On Wednesday, 10 August 2016 12:00:41 CEST Ben Swartzlander wrote:
> On 08/10/2016 11:33 AM, Luigi Toscano wrote:
> > On Wednesday, 10 August 2016 17:00:36 CEST Ihar Hrachyshka wrote:
> >> Luigi Toscano <ltoscano at redhat.com> wrote:
> >>> On Wednesday, 10 August 2016 10:42:41 CEST Ben Swartzlander wrote:
> >>>> On 08/10/2016 04:33 AM, Duncan Thomas wrote:
> >>>>> So I tried to get into helping with the cinder stable tree for a
> >>>>> while,
> >>>>> and while I wasn't very successful (lack of time and an inability to
> >>>>> convince my employer it should be a priority), one thing I did notice
> >>>>> it
> >>>>> that much of the breakage seemed to come from outside cinder - many of
> >>>>> the libraries we depend on make backwards incompatible changes by
> >>>>> accident, for example. Would it be possible to have a
> >>>>> long-term-support
> >>>>> branch where we pinned the max version of everything for the gate,
> >>>>> pips
> >>>>> and devtstack? I'd have thought (and I'm very willing to be corrected)
> >>>>> that would make the stable gate, well, stable, such that it required
> >>>>> far
> >>>>> less work to keep it able to run a basic devstack test plus unit
> >>>>> tests.
> >>>>> 
> >>>>> Does that sound at all sane?
> >>>> 
> >>>> A big source of problems IMO is that tempest doesn't have stable
> >>>> branches. We use the master branch of tempest to test stable branches
> >>>> of
> >>>> other projects, and tempest regularly adds new features. This
> >>>> guarantees
> >>>> instability if you rely on tempest anywhere in your gate (and cinder
> >>>> does).
> >>> 
> >>> Orthogonal to the discussion, but: this is not due to the lack of stable
> >>> branch, but that part of the Tempest API are not stable yet. This is
> >>> being
> >>> addressed right now (in scope for Newton).
> >>> Once the Tempest stable API are used, no breakages should happen.
> >> 
> >> Well, it’s only partially true. But what happens when you add a new test
> >> to
> >> tempest/master? It gets executed on all branches, and maybe some of them
> >> are failing it. We can argue that it’s probably a bug revealed, but it
> >> nevertheless requires attention from stable maintainers to solve.
> > 
> > The new test should work on all support branches. As tester I find a lot
> > of
> > advantages of maintaining a unified set of tests than fighting with
> > backports of tests.
> 
> I'm sure it makes YOUR life easier to not have to deal with backports.
> The rest of us who do maintain stable branches though don't appreciate
> it when tempest adds a new feature or a new dependency which breaks the
> stable gate jobs. This happens a few times each release, and tends to
> get fixed within a day or two, which is barely tolerable.

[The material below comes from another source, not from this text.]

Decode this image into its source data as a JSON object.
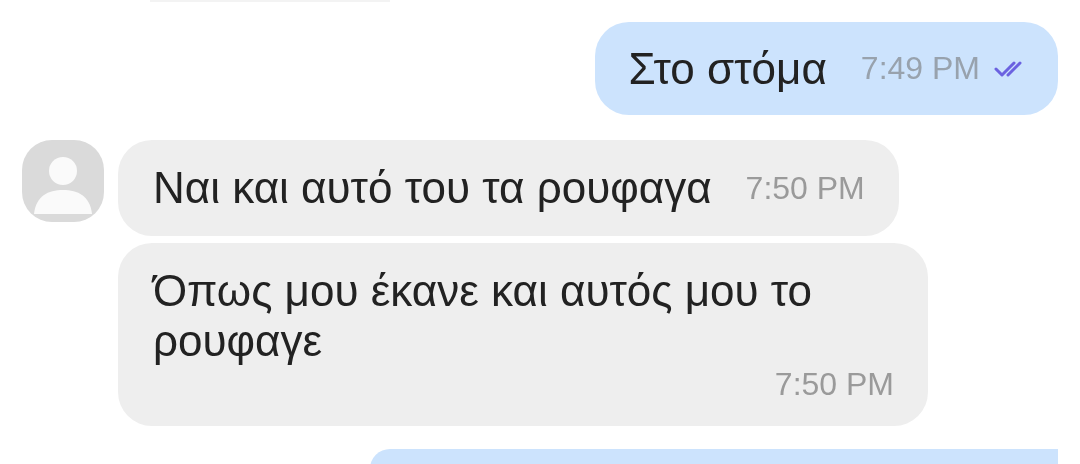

Again, if a new test uncover the bug, why blame the test and not the bug?

If you don't want to fix bugs in stable branches, why keep them?

I don't understand...

> 
> The fact that it happens at all though says that we're "doing it wrong"
> w.r.t. testing of stable branches, and completely explains why we find
> it so challenging to support stuff more than 12 months old. If
> everything we used had stable branches and proper dependency management,
> then it would easy to keep gate job running for years.

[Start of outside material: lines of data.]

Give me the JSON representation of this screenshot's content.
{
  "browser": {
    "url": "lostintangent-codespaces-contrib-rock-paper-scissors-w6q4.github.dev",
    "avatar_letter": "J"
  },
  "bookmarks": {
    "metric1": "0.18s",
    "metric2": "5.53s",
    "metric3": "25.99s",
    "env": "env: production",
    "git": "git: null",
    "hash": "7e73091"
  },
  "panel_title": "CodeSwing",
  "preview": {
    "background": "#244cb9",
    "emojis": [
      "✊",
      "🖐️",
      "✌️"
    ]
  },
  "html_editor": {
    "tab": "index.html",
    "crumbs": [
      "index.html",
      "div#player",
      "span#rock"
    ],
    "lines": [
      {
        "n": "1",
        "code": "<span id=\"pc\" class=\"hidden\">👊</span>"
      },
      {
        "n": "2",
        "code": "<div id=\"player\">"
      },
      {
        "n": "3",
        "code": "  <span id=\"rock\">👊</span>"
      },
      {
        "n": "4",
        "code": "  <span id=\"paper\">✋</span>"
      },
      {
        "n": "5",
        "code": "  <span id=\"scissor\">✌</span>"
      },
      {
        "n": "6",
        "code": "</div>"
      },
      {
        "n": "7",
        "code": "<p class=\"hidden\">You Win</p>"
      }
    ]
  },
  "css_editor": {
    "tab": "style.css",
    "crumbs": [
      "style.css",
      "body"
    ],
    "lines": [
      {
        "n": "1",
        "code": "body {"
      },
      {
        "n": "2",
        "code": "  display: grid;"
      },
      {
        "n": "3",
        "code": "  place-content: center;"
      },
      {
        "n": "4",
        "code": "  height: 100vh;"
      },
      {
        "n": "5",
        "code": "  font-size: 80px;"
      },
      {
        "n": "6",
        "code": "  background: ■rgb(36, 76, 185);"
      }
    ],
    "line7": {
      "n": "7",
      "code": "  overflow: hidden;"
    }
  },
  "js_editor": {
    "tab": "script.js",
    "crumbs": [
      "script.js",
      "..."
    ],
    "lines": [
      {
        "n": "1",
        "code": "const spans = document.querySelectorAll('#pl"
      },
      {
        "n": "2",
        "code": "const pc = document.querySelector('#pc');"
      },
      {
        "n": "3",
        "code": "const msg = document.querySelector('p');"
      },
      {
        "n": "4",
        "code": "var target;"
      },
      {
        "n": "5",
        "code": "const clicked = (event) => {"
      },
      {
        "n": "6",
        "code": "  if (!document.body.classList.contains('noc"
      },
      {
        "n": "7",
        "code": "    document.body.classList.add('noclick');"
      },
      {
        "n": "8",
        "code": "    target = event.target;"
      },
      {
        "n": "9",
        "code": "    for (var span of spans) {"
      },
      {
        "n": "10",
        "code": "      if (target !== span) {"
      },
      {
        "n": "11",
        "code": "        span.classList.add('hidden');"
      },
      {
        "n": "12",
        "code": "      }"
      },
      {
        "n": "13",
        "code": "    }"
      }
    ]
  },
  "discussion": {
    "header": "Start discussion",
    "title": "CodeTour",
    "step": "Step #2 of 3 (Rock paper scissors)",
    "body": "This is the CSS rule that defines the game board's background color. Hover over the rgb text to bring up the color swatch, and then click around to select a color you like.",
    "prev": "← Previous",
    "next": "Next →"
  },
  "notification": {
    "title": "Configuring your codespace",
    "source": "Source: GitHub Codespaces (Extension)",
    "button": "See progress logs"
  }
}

Again, if a test uncover a bugs, let fix the bug.

> 
> > There are mechanisms to skip tests based on the cloud capabilities.
> > So this should not be an issue, and if a bug is found that should
> > definitely be viewed as a good thing.
> 
> It's not new tests that cause the problem, because those would be easy
> to skip. It's changes to tempest core which force changes elsewhere.

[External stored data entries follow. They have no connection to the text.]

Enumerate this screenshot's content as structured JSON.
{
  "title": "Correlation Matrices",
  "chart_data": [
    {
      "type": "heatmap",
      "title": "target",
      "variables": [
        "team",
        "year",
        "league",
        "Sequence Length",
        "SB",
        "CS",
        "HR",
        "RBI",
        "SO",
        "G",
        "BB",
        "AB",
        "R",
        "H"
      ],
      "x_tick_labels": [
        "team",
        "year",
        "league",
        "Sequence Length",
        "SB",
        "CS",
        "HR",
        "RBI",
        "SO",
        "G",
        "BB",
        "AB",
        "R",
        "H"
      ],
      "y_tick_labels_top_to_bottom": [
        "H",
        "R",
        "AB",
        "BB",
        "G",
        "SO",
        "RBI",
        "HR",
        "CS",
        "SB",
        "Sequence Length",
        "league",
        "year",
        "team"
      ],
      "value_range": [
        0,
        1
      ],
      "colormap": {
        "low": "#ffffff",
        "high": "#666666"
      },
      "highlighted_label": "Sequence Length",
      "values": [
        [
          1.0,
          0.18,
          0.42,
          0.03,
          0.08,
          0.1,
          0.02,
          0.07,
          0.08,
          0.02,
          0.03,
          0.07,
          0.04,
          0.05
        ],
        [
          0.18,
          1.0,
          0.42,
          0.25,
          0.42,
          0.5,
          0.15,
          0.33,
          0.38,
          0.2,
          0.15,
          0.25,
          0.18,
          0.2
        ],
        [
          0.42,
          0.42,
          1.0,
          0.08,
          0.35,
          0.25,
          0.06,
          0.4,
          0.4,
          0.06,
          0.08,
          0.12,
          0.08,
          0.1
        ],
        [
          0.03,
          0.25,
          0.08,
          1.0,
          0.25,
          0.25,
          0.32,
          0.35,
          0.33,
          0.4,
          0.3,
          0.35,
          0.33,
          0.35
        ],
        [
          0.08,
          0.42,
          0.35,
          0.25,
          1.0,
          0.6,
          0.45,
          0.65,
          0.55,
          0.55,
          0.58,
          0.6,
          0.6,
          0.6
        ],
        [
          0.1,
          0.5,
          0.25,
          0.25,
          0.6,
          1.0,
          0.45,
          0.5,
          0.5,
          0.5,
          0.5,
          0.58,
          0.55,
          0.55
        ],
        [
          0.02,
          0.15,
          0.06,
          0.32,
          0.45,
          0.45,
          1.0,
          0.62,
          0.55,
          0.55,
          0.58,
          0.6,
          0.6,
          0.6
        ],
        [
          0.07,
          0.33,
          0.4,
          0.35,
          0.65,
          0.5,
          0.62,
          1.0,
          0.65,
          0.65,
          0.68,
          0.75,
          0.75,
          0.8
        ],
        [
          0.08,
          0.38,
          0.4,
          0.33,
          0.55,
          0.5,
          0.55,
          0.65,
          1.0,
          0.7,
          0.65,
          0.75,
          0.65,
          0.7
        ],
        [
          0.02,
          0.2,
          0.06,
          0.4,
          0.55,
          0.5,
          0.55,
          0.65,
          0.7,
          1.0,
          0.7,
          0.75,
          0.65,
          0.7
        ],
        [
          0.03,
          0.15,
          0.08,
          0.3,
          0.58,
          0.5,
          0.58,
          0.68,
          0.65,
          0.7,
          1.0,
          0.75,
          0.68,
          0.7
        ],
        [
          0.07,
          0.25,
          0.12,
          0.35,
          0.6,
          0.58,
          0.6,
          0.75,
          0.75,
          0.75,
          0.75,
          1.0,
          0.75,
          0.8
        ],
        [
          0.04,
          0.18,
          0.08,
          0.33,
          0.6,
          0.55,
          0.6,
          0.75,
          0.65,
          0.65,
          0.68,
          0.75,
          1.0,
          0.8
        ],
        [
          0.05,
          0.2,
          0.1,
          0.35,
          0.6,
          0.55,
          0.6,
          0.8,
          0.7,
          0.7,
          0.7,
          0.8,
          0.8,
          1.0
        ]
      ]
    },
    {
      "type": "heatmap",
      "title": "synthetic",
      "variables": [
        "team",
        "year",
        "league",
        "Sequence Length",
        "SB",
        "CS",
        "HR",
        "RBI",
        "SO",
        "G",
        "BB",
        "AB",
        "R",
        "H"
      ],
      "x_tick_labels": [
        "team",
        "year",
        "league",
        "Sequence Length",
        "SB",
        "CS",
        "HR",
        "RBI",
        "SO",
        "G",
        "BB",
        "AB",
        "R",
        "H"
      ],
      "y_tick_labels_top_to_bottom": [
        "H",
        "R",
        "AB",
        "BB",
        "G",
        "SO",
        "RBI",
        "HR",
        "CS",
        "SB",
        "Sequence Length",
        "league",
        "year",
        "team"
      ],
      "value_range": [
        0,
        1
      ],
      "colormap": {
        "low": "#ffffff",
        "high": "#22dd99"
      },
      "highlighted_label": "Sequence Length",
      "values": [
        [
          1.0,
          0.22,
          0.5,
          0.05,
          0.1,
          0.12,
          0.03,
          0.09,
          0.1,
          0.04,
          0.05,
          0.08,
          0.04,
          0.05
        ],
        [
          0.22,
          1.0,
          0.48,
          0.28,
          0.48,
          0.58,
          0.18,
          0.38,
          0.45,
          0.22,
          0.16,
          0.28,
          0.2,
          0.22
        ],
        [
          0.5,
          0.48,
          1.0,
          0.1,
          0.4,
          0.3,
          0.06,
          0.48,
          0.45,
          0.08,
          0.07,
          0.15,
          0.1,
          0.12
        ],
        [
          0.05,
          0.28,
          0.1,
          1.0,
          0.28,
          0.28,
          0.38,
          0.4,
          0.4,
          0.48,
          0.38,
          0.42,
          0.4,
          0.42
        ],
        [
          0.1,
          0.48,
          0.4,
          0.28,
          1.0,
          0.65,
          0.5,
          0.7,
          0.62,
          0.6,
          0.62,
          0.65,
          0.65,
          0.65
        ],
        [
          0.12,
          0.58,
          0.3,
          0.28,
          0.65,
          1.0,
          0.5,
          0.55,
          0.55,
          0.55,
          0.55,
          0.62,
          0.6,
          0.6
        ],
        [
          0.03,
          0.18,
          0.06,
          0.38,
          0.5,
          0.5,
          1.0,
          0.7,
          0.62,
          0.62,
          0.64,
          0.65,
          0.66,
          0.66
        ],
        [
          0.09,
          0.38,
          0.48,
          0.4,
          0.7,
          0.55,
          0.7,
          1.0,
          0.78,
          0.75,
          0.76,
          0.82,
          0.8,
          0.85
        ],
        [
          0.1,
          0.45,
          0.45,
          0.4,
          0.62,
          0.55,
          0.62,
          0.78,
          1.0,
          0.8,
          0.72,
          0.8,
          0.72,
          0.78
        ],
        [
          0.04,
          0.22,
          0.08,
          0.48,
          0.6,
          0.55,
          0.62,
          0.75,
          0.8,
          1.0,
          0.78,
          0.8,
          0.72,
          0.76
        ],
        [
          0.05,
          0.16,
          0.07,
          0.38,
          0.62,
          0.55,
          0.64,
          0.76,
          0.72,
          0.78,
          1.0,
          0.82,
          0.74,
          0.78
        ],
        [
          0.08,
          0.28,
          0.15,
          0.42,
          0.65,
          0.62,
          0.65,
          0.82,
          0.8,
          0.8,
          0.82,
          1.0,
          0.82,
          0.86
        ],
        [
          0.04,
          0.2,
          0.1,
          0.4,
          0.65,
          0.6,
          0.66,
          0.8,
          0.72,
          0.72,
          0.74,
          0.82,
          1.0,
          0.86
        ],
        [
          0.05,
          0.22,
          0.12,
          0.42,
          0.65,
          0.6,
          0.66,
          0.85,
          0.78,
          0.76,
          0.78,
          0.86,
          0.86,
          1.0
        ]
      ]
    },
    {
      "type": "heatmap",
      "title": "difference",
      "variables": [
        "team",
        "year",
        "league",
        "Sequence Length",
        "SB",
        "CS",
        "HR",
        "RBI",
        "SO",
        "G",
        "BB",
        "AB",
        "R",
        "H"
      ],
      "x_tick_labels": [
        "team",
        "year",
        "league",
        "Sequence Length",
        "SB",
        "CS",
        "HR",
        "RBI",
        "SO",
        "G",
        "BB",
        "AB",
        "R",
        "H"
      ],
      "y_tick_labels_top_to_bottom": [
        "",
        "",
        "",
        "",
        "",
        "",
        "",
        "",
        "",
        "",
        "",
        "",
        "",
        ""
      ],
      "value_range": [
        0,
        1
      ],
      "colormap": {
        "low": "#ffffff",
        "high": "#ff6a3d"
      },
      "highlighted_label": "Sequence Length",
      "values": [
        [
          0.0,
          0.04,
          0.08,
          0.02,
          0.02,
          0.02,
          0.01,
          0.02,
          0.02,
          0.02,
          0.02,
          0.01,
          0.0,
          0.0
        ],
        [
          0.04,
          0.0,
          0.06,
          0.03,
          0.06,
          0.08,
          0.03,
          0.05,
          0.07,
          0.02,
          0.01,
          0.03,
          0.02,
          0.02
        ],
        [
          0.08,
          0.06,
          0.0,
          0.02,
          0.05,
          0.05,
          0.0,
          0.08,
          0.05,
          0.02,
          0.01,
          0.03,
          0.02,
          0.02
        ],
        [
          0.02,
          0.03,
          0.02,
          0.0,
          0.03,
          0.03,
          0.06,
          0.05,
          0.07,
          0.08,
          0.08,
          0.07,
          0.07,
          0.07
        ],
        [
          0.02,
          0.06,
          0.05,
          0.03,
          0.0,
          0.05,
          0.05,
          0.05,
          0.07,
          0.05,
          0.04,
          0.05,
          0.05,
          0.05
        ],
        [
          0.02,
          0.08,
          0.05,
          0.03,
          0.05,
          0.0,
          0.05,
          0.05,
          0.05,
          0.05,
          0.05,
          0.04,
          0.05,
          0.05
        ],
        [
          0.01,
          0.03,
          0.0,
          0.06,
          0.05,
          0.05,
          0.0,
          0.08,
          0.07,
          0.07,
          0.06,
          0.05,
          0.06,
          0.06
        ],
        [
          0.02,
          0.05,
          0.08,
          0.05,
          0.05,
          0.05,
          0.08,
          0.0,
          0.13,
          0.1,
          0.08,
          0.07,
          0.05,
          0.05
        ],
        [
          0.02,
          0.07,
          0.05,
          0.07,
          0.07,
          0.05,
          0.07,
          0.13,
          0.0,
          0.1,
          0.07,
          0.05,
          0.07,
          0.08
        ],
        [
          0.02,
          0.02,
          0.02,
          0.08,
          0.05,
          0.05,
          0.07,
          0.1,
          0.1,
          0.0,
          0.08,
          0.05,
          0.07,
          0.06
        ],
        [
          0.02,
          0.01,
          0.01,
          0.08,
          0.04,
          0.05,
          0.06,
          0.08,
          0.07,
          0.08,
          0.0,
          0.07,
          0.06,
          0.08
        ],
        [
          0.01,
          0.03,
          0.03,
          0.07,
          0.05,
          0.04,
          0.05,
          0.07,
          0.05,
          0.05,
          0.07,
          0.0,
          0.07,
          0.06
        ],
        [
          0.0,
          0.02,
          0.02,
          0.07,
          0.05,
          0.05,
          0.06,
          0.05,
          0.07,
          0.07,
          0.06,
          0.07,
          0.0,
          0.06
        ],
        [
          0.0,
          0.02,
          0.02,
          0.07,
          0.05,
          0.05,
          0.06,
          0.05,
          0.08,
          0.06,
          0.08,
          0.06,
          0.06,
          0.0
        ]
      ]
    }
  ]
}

As I mentioned before, that's something temporary, due to the change of scope 
of Tempest (the core six, the plugin systems) and the stabilization of that's 
ongoing for Newton, so *right now*.
We will forget quickly about all of this once its fixed (more or less like the 
old complains about Neutron - rememeber?). 
Patches always welcome to speed up the Tempest API stabilization.